Zuckerberg soll vor US-Repräsentantenhaus zu Libra aussagen

Pläne für digitale Währung stoßen in den USA und Europa auf Kritik.

Facebook-Chef Mark Zuckerberg soll in zwei Wochen vor dem US-Repräsentantenhaus zur geplanten Einführung der Digitalwährung Libra aussagen.

Das Finanzausschuss des Repräsentantenhauses teilte am Mittwoch mit, Er sei der einzige Zeuge bei der Anhörung am 23. Oktober. Facebooks Pläne für die Kryptowährung stoßen in den USA und Europa auf heftige Kritik.

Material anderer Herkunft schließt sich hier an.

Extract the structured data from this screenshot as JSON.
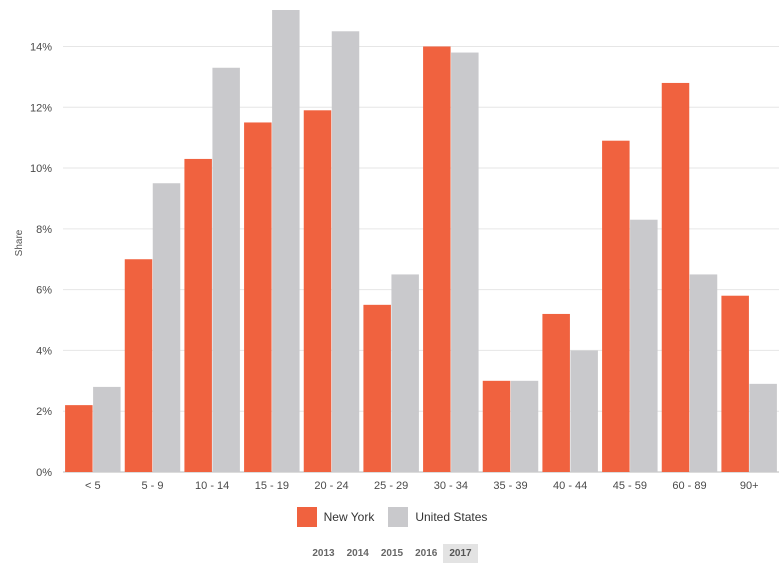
{
  "chart_data": {
    "type": "bar",
    "categories": [
      "< 5",
      "5 - 9",
      "10 - 14",
      "15 - 19",
      "20 - 24",
      "25 - 29",
      "30 - 34",
      "35 - 39",
      "40 - 44",
      "45 - 59",
      "60 - 89",
      "90+"
    ],
    "series": [
      {
        "name": "New York",
        "color": "#f0623f",
        "values": [
          2.2,
          7.0,
          10.3,
          11.5,
          11.9,
          5.5,
          14.0,
          3.0,
          5.2,
          10.9,
          12.8,
          5.8
        ]
      },
      {
        "name": "United States",
        "color": "#c9c9cc",
        "values": [
          2.8,
          9.5,
          13.3,
          15.2,
          14.5,
          6.5,
          13.8,
          3.0,
          4.0,
          8.3,
          6.5,
          2.9
        ]
      }
    ],
    "ylabel": "Share",
    "ylim": [
      0,
      15.2
    ],
    "yticks": [
      0,
      2,
      4,
      6,
      8,
      10,
      12,
      14
    ],
    "ytick_labels": [
      "0%",
      "2%",
      "4%",
      "6%",
      "8%",
      "10%",
      "12%",
      "14%"
    ],
    "grid": true,
    "legend_position": "bottom-center"
  },
  "legend": {
    "new_york": "New York",
    "united_states": "United States"
  },
  "years": [
    "2013",
    "2014",
    "2015",
    "2016",
    "2017"
  ],
  "selected_year": "2017"
}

Zuckerberg soll bei der Anhörung zum Einfluss von Facebook "auf den Finanz- und Wohnungssektor" befragt werden. Im Juli hatte der Facebook-Verantwortliche David Marcus das Vorhaben bei einer Anhörung im Senat verteidigt und betont, die Kryptowährung werde erst eingeführt, wenn sämtliche Bedenken der Regulierungsbehörden ausgeräumt seien.

Facebook verspricht den Nutzern seiner Plattformen, das Einkaufen und Geldüberweisen im Internet werde durch Libra so einfach wie das Versenden einer Textnachricht. Zuletzt hatte es aber heftigen Gegenwind unter anderem seitens der G7-Finanzminister gegeben, die davor warnten, Libra könne das internationale Finanzsystem gefährden. Sie erklärten unter anderem, eine Währung gehöre nicht in die Hände eines Privatunternehmens.

Als mögliche Gefahren bei der Einführung einer Kryptowährung vom Typ Libra gelten Lücken im Datenschutz, mangelnder Investorenschutz, Geldwäsche und Terrorismusfinanzierung.